Thursday, May 6, 2010

Just plain tired.

Music: Evergreen by DBSK

Everyone has good days and bad days. For me, I guess I'm just plain unlucky. I had a self-custom made bracelet that I wear to keep my "balance". I'm balanced all right, but with it on, it's a bad day for me. And it isn't the first time.

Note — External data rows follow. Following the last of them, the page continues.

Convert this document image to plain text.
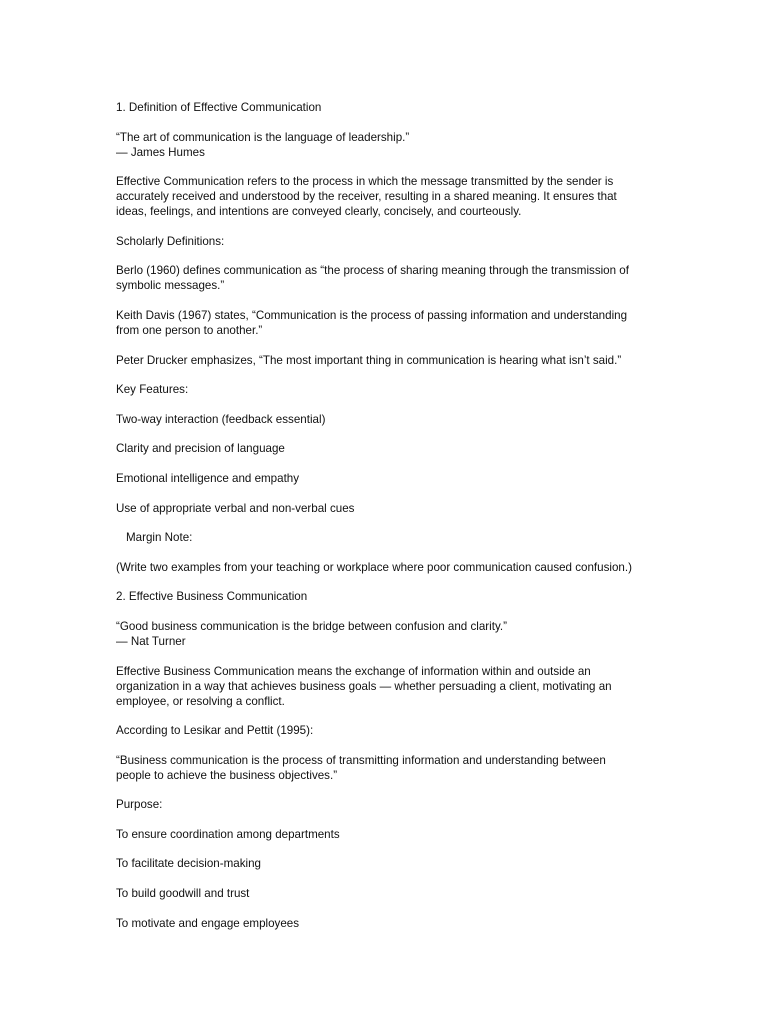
1. Definition of Effective Communication

“The art of communication is the language of leadership.”
— James Humes

Effective Communication refers to the process in which the message transmitted by the sender is
accurately received and understood by the receiver, resulting in a shared meaning. It ensures that
ideas, feelings, and intentions are conveyed clearly, concisely, and courteously.

Scholarly Definitions:

Berlo (1960) defines communication as “the process of sharing meaning through the transmission of
symbolic messages.”

Keith Davis (1967) states, “Communication is the process of passing information and understanding
from one person to another.”

Peter Drucker emphasizes, “The most important thing in communication is hearing what isn’t said.”

Key Features:

Two-way interaction (feedback essential)

Clarity and precision of language

Emotional intelligence and empathy

Use of appropriate verbal and non-verbal cues

Margin Note:

(Write two examples from your teaching or workplace where poor communication caused confusion.)

2. Effective Business Communication

“Good business communication is the bridge between confusion and clarity.”
— Nat Turner

Effective Business Communication means the exchange of information within and outside an
organization in a way that achieves business goals — whether persuading a client, motivating an
employee, or resolving a conflict.

According to Lesikar and Pettit (1995):

“Business communication is the process of transmitting information and understanding between
people to achieve the business objectives.”

Purpose:

To ensure coordination among departments

To facilitate decision-making

To build goodwill and trust

To motivate and engage employees
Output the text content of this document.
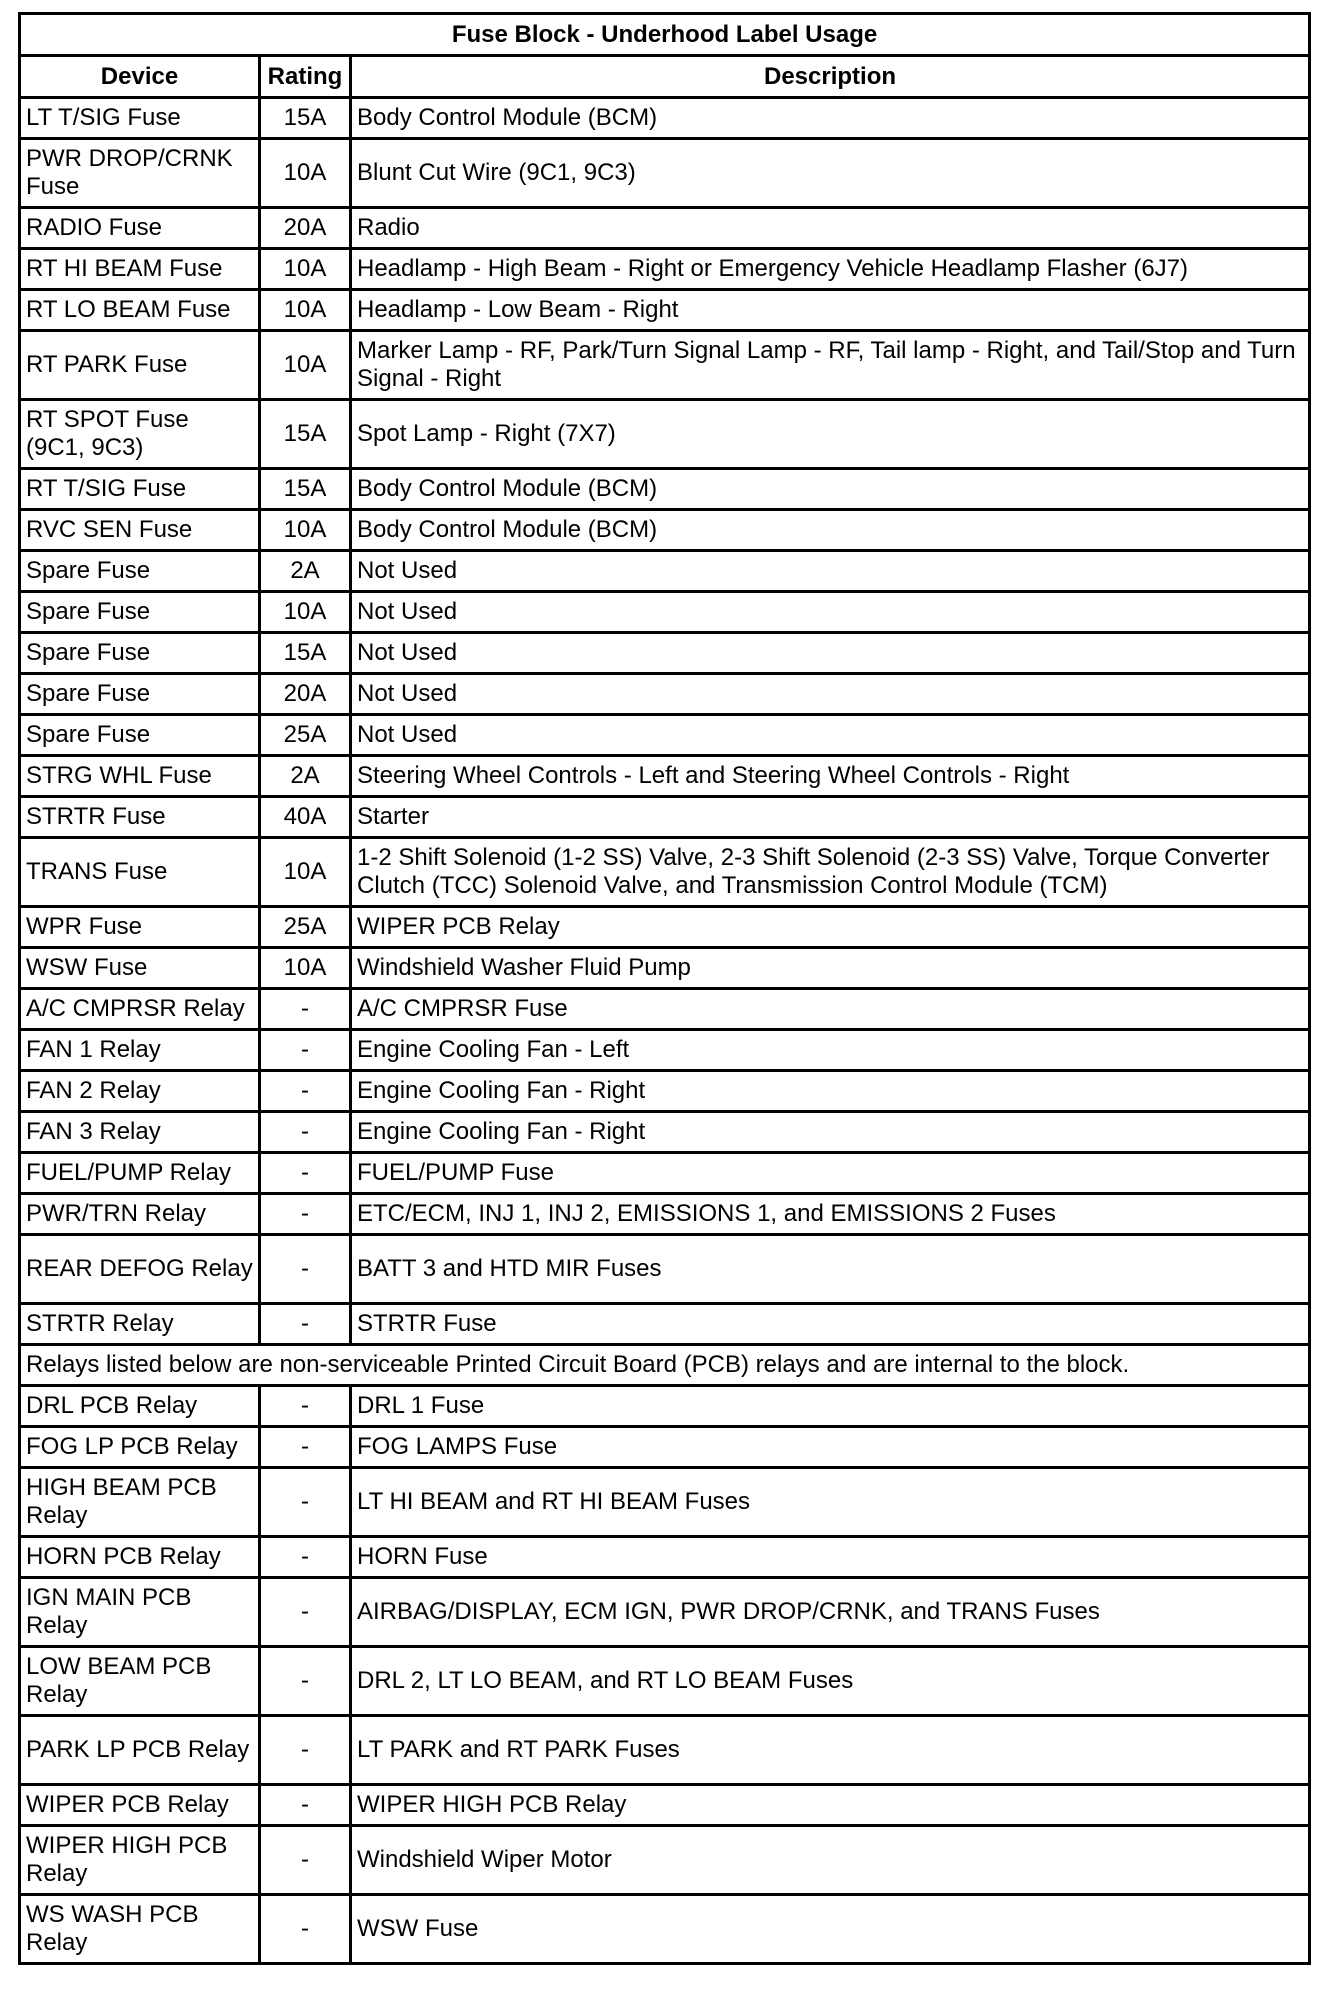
Fuse Block - Underhood Label Usage		
Device	Rating	Description
LT T/SIG Fuse	15A	Body Control Module (BCM)
PWR DROP/CRNK Fuse	10A	Blunt Cut Wire (9C1, 9C3)
RADIO Fuse	20A	Radio
RT HI BEAM Fuse	10A	Headlamp - High Beam - Right or Emergency Vehicle Headlamp Flasher (6J7)
RT LO BEAM Fuse	10A	Headlamp - Low Beam - Right
RT PARK Fuse	10A	Marker Lamp - RF, Park/Turn Signal Lamp - RF, Tail lamp - Right, and Tail/Stop and Turn Signal - Right
RT SPOT Fuse (9C1, 9C3)	15A	Spot Lamp - Right (7X7)
RT T/SIG Fuse	15A	Body Control Module (BCM)
RVC SEN Fuse	10A	Body Control Module (BCM)
Spare Fuse	2A	Not Used
Spare Fuse	10A	Not Used
Spare Fuse	15A	Not Used
Spare Fuse	20A	Not Used
Spare Fuse	25A	Not Used
STRG WHL Fuse	2A	Steering Wheel Controls - Left and Steering Wheel Controls - Right
STRTR Fuse	40A	Starter
TRANS Fuse	10A	1-2 Shift Solenoid (1-2 SS) Valve, 2-3 Shift Solenoid (2-3 SS) Valve, Torque Converter Clutch (TCC) Solenoid Valve, and Transmission Control Module (TCM)
WPR Fuse	25A	WIPER PCB Relay
WSW Fuse	10A	Windshield Washer Fluid Pump
A/C CMPRSR Relay	-	A/C CMPRSR Fuse
FAN 1 Relay	-	Engine Cooling Fan - Left
FAN 2 Relay	-	Engine Cooling Fan - Right
FAN 3 Relay	-	Engine Cooling Fan - Right
FUEL/PUMP Relay	-	FUEL/PUMP Fuse
PWR/TRN Relay	-	ETC/ECM, INJ 1, INJ 2, EMISSIONS 1, and EMISSIONS 2 Fuses
REAR DEFOG Relay	-	BATT 3 and HTD MIR Fuses
STRTR Relay	-	STRTR Fuse
Relays listed below are non-serviceable Printed Circuit Board (PCB) relays and are internal to the block.		
DRL PCB Relay	-	DRL 1 Fuse
FOG LP PCB Relay	-	FOG LAMPS Fuse
HIGH BEAM PCB Relay	-	LT HI BEAM and RT HI BEAM Fuses
HORN PCB Relay	-	HORN Fuse
IGN MAIN PCB Relay	-	AIRBAG/DISPLAY, ECM IGN, PWR DROP/CRNK, and TRANS Fuses
LOW BEAM PCB Relay	-	DRL 2, LT LO BEAM, and RT LO BEAM Fuses
PARK LP PCB Relay	-	LT PARK and RT PARK Fuses
WIPER PCB Relay	-	WIPER HIGH PCB Relay
WIPER HIGH PCB Relay	-	Windshield Wiper Motor
WS WASH PCB Relay	-	WSW Fuse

First of all, my Journalistic project went from HURRAY!!! to WTF!?! in a matter of seconds. We managed to scavenge most of it, but the interviews are messed up. Which REALLY sucks...because the rest was easy to redo. The interviews weren't. >.<

Next, [and I am still mortified] was in English. My "wonderful" Devil's Advocate teacher called on me. And believe me, she NEVER calls on me. >.<>.< I hate that class now. I never really loved it, but it was okay. And I HATE [emphasized] to answer questions in class. I should've done this instead, IF MY BRAIN (which so wonderfully malfunctions when I NEED it) was actually working. -.-' I normally would've replied "Sorry. But that's top secret." Instead I babbled a TOTALLY wrong answer. She had the decency to say, "Well, that's not exactly it." I wanted to bang my head against the desk and/or kill myself then and there.

I hate it SO much when you think of the greatest comebacks or things to do AFTER it has happened. *wails in misery* Thank GOD the class was only HALF full. AP Euro testing. Poor them.

Anyway, this week has been pretty on and off. I was asleep for a HUGE part of it. Really tired. I can't take anymore of it. I'm pretty sure I'll collapsed if I continue. TGIF.

Ending on a curious note, girls confuse me. Boys REALLY confuse me. And add them all together? I'm one big question mark. I understand most girls. After all, I am one. (Or am I? ;D) But guys? I can't. I tried. No success. They are like the perfect mint chocolate cake (that I so want to make) that cannot be perfected. I give up. If anyone wants to explain and clarify, please don't hesitate to help me out. I really would appreciate it. Thanks.